I used to be into creative writing and still dabble in poetry from time to time, but my artistic efforts all share a common theme. I'll start writing or playing or drawing, become frustrated that my technical skill isn't developed enough to produce what's in my mind, and give up. Like Ken Robinson said in his TED talk, I've developed a phobia of being wrong. My main source of self-esteem in school was my grades. I thought that even if I'm not the most popular or the most artistic, at least I have strong grades, which most of my peers didn't. Knowing as much as I could and proving it by never being wrong was the single most important thing to me.

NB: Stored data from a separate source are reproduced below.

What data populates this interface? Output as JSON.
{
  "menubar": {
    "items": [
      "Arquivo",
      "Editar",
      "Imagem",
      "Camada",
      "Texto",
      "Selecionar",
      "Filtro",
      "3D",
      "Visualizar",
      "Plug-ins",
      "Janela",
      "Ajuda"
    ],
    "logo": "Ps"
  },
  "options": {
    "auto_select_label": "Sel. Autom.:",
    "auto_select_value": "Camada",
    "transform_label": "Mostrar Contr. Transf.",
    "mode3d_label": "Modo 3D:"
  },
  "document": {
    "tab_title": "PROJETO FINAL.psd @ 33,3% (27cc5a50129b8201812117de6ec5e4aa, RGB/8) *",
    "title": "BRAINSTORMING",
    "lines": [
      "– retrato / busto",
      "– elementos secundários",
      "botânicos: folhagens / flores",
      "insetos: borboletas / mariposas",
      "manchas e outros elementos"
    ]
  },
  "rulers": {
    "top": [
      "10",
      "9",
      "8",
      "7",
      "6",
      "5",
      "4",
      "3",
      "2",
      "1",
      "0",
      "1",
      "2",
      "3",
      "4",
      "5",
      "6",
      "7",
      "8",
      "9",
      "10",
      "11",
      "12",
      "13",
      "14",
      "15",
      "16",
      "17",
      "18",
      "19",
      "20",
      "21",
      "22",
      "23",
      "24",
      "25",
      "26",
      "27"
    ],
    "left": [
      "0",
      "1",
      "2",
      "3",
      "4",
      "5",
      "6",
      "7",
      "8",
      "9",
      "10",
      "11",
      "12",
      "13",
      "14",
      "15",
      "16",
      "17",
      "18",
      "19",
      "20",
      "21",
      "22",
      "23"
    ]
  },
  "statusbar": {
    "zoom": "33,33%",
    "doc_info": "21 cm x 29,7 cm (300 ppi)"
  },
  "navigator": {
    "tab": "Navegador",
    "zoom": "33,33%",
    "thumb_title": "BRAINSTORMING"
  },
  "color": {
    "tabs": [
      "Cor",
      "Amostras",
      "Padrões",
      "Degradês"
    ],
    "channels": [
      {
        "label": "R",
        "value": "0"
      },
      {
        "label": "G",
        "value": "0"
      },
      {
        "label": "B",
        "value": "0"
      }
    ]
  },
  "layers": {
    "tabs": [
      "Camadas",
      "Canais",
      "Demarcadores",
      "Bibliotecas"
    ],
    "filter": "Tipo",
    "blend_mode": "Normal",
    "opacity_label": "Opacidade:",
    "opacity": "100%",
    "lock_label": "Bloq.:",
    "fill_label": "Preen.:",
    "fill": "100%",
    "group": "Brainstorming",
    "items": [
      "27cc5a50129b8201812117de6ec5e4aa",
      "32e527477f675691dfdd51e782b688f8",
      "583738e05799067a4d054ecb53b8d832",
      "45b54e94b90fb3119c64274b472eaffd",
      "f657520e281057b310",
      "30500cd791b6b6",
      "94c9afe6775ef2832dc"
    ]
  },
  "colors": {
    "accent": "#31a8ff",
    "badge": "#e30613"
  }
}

So now, as an adult, I am afraid to pursue anything new. I play the same old video games, watch the same shows, and exploit the familiar rather than explore the novel because I'm terrified of failing. I don't want to draw because I know it will look bad, and that is unacceptable. I'm afraid to write music because it won't sound exactly the way it does in my head, and even if it does, what if other people think it's awful? Unacceptable. I need to put in effort to start learning code, but I'm afraid of the difficulty and so I waste all of my time playing the same video games I've played a million times before, chasing that small but guaranteed dopamine release of success.
This phobia of being wrong probably plays a role in my social phobias as well. I hesitate to strike up conversations with strangers because I'm afraid I'll put them off or otherwise embarrass myself, and that's a risk my ego can't take. I've been in college for a little over two months, but I haven't made any friends. Just like high school, I relate more to my teachers than to my peers. Perhaps this is because I'm in early classes and so most of my peers are significantly younger than me, so I feel like I'm on an entirely different level developmentally.
Emphasizing literacy and not doing enough to foster creativity leads one to become like me, all intellectual bark and no bite. Literacy is certainly important, but without the creativity needed to apply it, literacy is borderline useless. Now that I've realized all of this, I can make an effort to change, but I've lost the seven years I spent wandering in limbo between high school graduation and now. Had I been more specifically encouraged as a child to engage in creative pursuits instead of just thinking of them as a diversion from the more important academic studies, then maybe I wouldn't have felt so lost for so long.